Wildlife Works started selling its T-shirts in 2001. “We wanted to say to the consumer, the factory is working, the wildlife is coming back.” And, in fact, the moment poaching stopped, animals started moving over the preserve from one park to another with an alacrity that startled Korchinsky, who says it took only two years for the eco-system, previously ravaged by hunting and charcoal burning, to recover. The elephants came back first, these days, 500 of them, then the lions, of which there are now five prides, and beyond them, leopards, giraffes, wild dogs and, in all, 47 species of large mammal, including four endangered species.
“The idea of a green consumer is an oxymoron. Green people don’t consume. It’s hard to build a business on people who love you and won’t buy your product. We’re after an audience that’s not engaged right now in environmental issues.” And how do you persuade the 20-year-old girl in the mall to buy a Wildlife Works T-shirt? Wildlife Works tries to have point-of-sale signage to tell the story, and has persuaded celebrities like Charlize Theron and Paris Hilton to wear their product. (http://www.wildlifeworks.com)
Korchinsky says that the plan called for them to do somewhere between $2.5 and $5 million in sales to support the sanctuary and that he’s “encouraged”. Now he’s trying to get some giant corporations, normally horrified at the idea of reminding consumers where their factories are, to recognize the potential of a positive link between their brand and the place it was made.
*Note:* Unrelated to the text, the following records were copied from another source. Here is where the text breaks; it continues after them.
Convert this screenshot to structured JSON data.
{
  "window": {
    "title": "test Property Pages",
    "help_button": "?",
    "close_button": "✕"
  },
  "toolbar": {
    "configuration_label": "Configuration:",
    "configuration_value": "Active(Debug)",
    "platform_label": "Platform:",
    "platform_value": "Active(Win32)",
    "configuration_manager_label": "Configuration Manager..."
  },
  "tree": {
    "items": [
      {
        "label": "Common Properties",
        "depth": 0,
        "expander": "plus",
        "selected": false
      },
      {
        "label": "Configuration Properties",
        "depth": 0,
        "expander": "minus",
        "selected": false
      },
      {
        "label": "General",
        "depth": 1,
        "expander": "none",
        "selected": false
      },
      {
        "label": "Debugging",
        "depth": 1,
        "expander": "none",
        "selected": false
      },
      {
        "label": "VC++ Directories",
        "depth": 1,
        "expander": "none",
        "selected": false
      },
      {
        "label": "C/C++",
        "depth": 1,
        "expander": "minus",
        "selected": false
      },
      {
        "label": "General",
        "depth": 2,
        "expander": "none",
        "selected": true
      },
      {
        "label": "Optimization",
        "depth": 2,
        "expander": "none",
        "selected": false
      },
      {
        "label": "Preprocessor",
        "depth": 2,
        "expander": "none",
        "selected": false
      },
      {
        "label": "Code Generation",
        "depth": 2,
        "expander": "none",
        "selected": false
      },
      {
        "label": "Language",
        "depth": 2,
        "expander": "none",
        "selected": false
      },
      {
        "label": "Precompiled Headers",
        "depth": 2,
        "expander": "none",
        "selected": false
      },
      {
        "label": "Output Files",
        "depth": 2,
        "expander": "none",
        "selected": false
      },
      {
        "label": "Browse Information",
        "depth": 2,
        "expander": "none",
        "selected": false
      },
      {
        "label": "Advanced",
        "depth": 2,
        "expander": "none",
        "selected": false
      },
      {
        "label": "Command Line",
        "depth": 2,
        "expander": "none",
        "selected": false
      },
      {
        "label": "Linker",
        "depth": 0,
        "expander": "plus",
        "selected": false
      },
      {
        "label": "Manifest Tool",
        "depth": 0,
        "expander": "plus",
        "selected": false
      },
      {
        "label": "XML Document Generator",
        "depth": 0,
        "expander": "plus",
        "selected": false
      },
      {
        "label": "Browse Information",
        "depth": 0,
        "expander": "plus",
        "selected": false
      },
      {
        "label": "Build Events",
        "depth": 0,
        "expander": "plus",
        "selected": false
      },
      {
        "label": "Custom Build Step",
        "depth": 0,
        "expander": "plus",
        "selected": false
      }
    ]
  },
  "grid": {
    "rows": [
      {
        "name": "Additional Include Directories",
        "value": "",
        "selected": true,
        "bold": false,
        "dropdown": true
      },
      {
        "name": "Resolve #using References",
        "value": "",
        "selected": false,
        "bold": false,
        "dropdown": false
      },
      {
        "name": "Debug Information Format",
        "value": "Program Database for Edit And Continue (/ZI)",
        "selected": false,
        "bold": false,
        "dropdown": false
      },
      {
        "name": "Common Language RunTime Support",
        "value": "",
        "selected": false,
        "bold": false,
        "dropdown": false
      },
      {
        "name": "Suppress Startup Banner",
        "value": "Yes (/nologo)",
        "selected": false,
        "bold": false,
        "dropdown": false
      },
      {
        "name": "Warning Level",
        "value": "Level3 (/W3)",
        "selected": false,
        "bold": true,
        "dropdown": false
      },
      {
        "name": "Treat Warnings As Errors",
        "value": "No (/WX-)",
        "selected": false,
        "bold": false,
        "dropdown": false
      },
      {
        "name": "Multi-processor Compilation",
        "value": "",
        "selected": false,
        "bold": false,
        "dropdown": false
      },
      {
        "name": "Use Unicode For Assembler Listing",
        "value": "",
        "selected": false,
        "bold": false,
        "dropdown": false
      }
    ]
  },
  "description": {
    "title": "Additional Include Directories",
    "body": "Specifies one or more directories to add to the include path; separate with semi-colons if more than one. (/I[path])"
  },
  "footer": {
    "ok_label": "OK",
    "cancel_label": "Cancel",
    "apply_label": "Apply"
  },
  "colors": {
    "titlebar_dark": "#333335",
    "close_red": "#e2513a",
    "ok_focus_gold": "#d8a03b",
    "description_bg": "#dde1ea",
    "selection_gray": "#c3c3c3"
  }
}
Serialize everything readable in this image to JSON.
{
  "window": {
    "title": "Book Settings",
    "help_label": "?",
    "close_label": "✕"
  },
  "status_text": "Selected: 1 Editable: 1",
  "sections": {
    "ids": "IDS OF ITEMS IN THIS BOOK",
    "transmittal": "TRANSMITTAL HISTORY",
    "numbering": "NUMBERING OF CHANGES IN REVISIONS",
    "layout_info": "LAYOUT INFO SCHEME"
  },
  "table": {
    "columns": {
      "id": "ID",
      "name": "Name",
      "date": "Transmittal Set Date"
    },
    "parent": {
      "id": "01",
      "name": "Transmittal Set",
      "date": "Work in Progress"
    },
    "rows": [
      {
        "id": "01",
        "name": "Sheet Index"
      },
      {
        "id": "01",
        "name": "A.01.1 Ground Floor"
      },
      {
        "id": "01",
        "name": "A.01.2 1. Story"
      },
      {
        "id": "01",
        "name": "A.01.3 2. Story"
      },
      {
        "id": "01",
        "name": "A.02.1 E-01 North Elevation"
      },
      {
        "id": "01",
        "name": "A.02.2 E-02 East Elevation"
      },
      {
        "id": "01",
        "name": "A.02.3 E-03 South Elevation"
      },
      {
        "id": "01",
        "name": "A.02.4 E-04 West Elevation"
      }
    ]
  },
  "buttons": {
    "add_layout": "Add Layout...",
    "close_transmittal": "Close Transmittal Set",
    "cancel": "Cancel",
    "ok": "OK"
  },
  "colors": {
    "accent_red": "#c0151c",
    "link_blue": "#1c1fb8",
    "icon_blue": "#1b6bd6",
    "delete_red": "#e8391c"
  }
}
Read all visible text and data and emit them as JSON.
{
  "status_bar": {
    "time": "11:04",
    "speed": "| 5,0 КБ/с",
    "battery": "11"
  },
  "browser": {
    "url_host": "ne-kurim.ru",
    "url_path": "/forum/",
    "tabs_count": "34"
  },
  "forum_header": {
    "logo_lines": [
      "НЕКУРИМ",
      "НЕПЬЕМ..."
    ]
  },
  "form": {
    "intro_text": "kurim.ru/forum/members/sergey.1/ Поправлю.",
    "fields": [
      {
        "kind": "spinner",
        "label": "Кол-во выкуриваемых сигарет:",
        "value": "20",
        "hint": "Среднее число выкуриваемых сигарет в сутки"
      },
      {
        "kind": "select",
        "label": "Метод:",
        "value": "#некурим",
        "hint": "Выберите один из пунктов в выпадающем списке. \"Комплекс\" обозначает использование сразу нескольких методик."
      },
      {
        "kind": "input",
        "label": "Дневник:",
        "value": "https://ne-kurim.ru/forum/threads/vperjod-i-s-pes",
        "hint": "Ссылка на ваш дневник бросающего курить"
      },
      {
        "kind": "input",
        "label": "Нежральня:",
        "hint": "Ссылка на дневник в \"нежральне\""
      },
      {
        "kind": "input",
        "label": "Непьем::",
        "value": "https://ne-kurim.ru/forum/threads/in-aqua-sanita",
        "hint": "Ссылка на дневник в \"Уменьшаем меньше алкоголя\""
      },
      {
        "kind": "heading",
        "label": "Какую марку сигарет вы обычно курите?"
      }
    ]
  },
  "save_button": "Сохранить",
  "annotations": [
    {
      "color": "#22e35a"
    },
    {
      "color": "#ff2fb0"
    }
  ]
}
“I’m not,” he insists, “a person who always thinks the business approach is always the best answer to a problem. In health care or the arts, it’s not.” Can his success be duplicated? That’s hard to say. Korchinsky is a smart man who had the empathy to persuade the elders in the Taita and Duruma tribes that here was someone who could look at conservation with their interests in mind, and not just draw a line in the dirt, put an armed ranger behind it and tell them to Keep Out. That’s no way to sustain anything, but it’s sad how many people think it’s the only solution.